The last remaining founder member of the band that would go on to publish as Crawling Chaos. SGI buddhist. Programmer and software development.

3 Comments

  1. Quite so!

    ‘Just do it’ should be engraved on all bureaucrats hearts.

    3 – 6 months?

  2. @Moongold

    I hope your estimate is wrong and that our national strategic reserve is pulled out from under the cover sheets PDQ.

    If a 1 year in 1000 event isn't enough proof, then what is?

    Hopefully, it'll give the troops something decent to do instead of shooting at shadows.

    So.

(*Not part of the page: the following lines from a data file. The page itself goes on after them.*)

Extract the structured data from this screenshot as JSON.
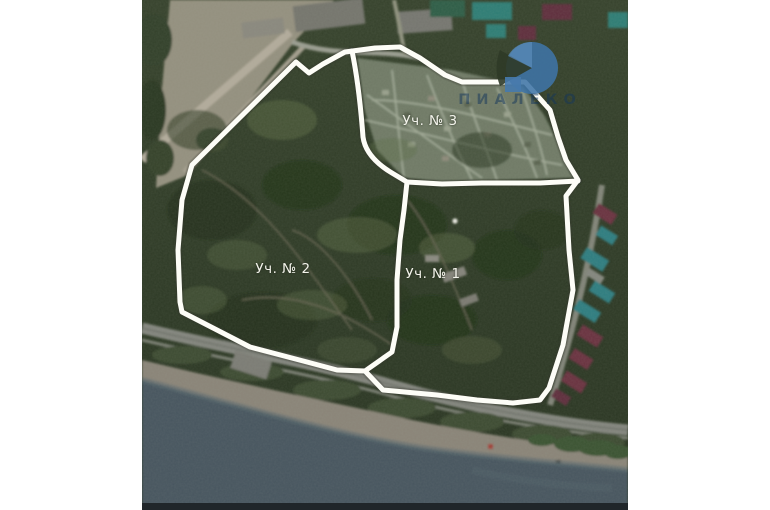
{
  "window": {
    "width": 770,
    "height": 510,
    "background": "#ffffff"
  },
  "map": {
    "kind": "satellite-photo-with-plot-boundary-overlay",
    "plot_labels": [
      {
        "id": "plot-1",
        "label": "Уч. № 1"
      },
      {
        "id": "plot-2",
        "label": "Уч. № 2"
      },
      {
        "id": "plot-3",
        "label": "Уч. № 3"
      }
    ],
    "watermark": {
      "text": "ПИАЛЕКО",
      "logo": "blue-crescent-circle-logo",
      "marker": "blue-square"
    },
    "colors": {
      "boundary_line": "#fdfdf7",
      "forest": "#2f3a27",
      "forest_dark": "#222e1a",
      "forest_light": "#55663f",
      "sea": "#46555e",
      "quarry_gray": "#95907f",
      "road_gray": "#84867e",
      "beach": "#8a8478",
      "settlement": "#737e66",
      "settlement_path": "#a9b19e",
      "roof_teal": "#2f7d80",
      "roof_maroon": "#6b3140",
      "roof_green": "#2e5d46",
      "watermark_blue": "#3f74a6",
      "watermark_text": "#14365c",
      "bottom_band": "#20262a"
    }
  }
}
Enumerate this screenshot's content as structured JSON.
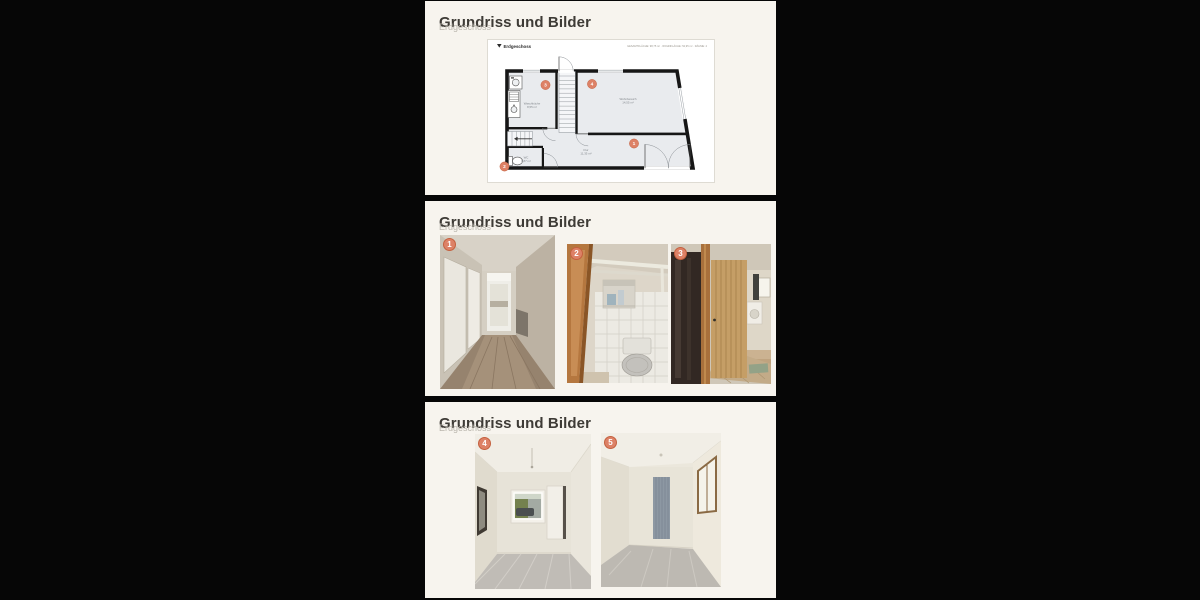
{
  "theme": {
    "page_bg": "#060606",
    "card_bg": "#f7f4ee",
    "title_color": "#3e3b36",
    "subtitle_color": "#bab6ad",
    "badge_bg": "#dd8166",
    "badge_ring": "#c4613f",
    "badge_text": "#ffffff",
    "plan_floor": "#e9ebee",
    "plan_wall": "#161616"
  },
  "sections": [
    {
      "title": "Grundriss und Bilder",
      "subtitle": "Erdgeschoss"
    },
    {
      "title": "Grundriss und Bilder",
      "subtitle": "Erdgeschoss"
    },
    {
      "title": "Grundriss und Bilder",
      "subtitle": "Erdgeschoss"
    }
  ],
  "floorplan": {
    "level_icon": "▼",
    "level_label": "Erdgeschoss",
    "stats": "GESAMTFLÄCHE: 98,75 m² · WOHNFLÄCHE: 52,95 m² · RÄUME: 4",
    "rooms": [
      {
        "marker": "3",
        "name": "Waschküche",
        "area": "8,55 m²"
      },
      {
        "marker": "4",
        "name": "Wohnbereich",
        "area": "14,55 m²"
      },
      {
        "marker": "1",
        "name": "Flur",
        "area": "11,35 m²"
      },
      {
        "marker": "2",
        "name": "WC",
        "area": "0,87 m²"
      }
    ]
  },
  "photo_markers": {
    "p1": "1",
    "p2": "2",
    "p3": "3",
    "p4": "4",
    "p5": "5"
  }
}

Wait for next week then, eh?

  3. I thought I'd reprise this post with a report on the fantastic progress made on the destroyed bridges claimed by the floods.

    Unfortunately, @Moongold's thoughts are true and our joint sarcastic optimism was sadly well-placed. This is what the BBC News says today about it all today.

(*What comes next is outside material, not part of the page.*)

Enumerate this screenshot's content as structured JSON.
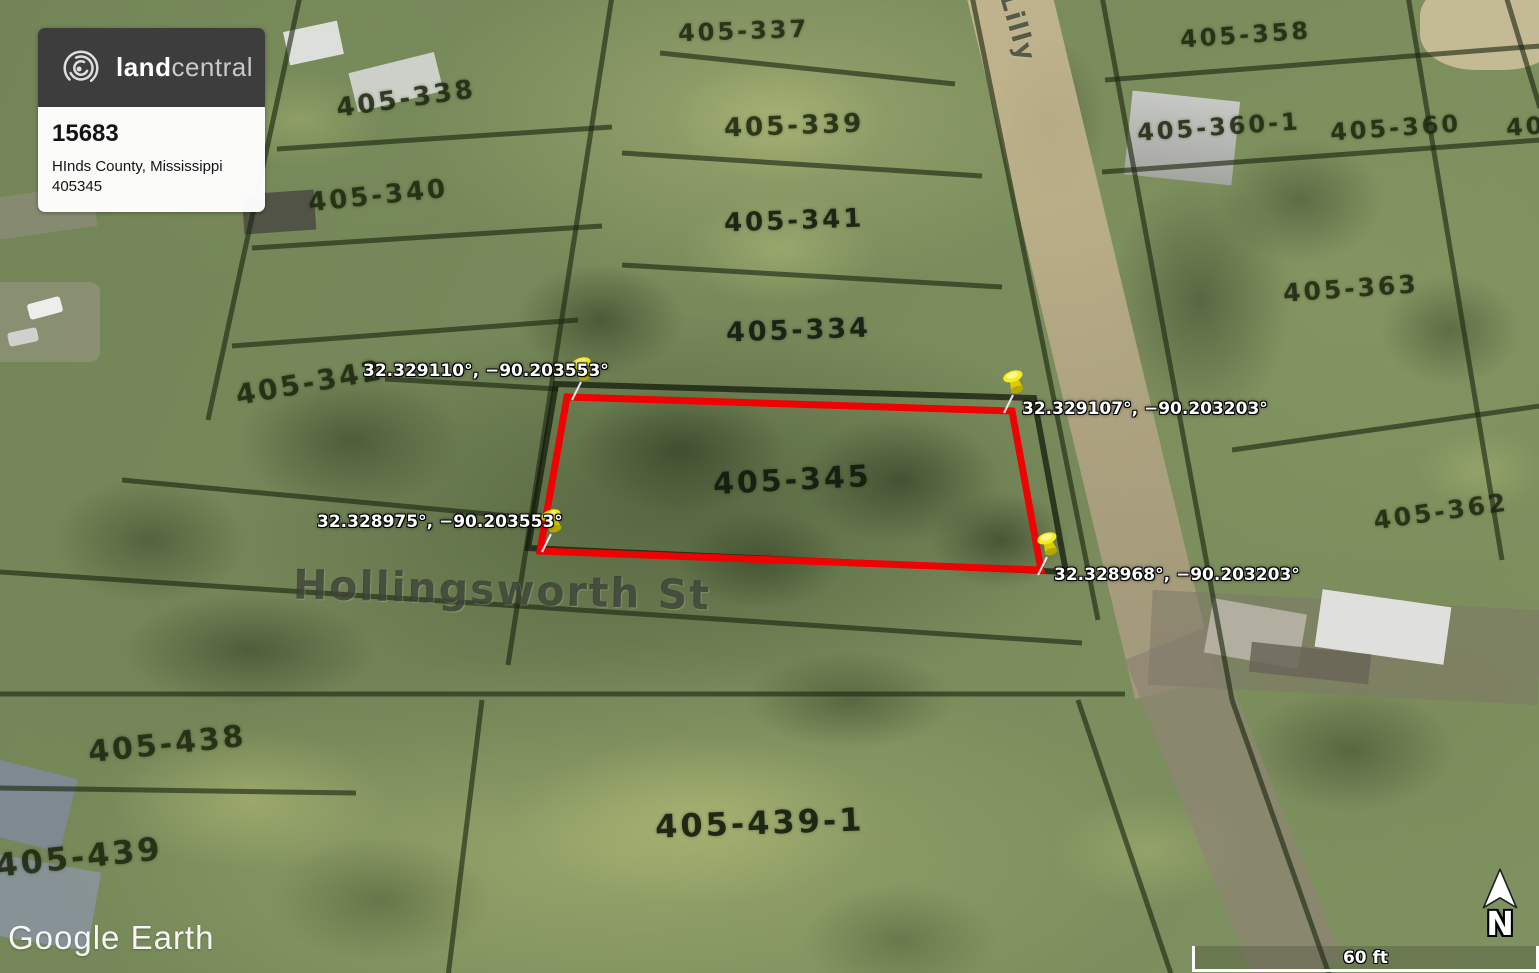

    http://news.bbc.co.uk/1/hi/england/cumbria/841584

    Today, over a month since my posting, the people have had ONE slowly-built bridge – AND IT'S ONLY A FOOTBRIDGE! The fact that I pointed out that the Bailey/Mabey bridges take less than a week to make and that they can take A 60 tonne TANK should be born in mind when viewing all the cheery news reports on the footbridge's construction a few weeks back.

    It's NOT the army chaps' fault that they could only make a footbridge and that it took longer than a big bridge in Kosovo or Serbia or Iraq to plan and make. No.

    The blame lies solely within our bureaucratic system of personal self-interest and poor resource allocation.

    The fact that it's poor Cumbria is key. If MI5 had to do a 40 mile detour to get to Parliament or Admiralty House, it would've been done within a week.

    Trust me. If the bridges over the Thames in London had gone in such a flood you can put all the money you've got onto a bet that the City of London and the City of Westminster would be effectively connected to The South Bank by now.

    It's the same mentality that puts a nuclear disposal site in Cumbria and not Sussex.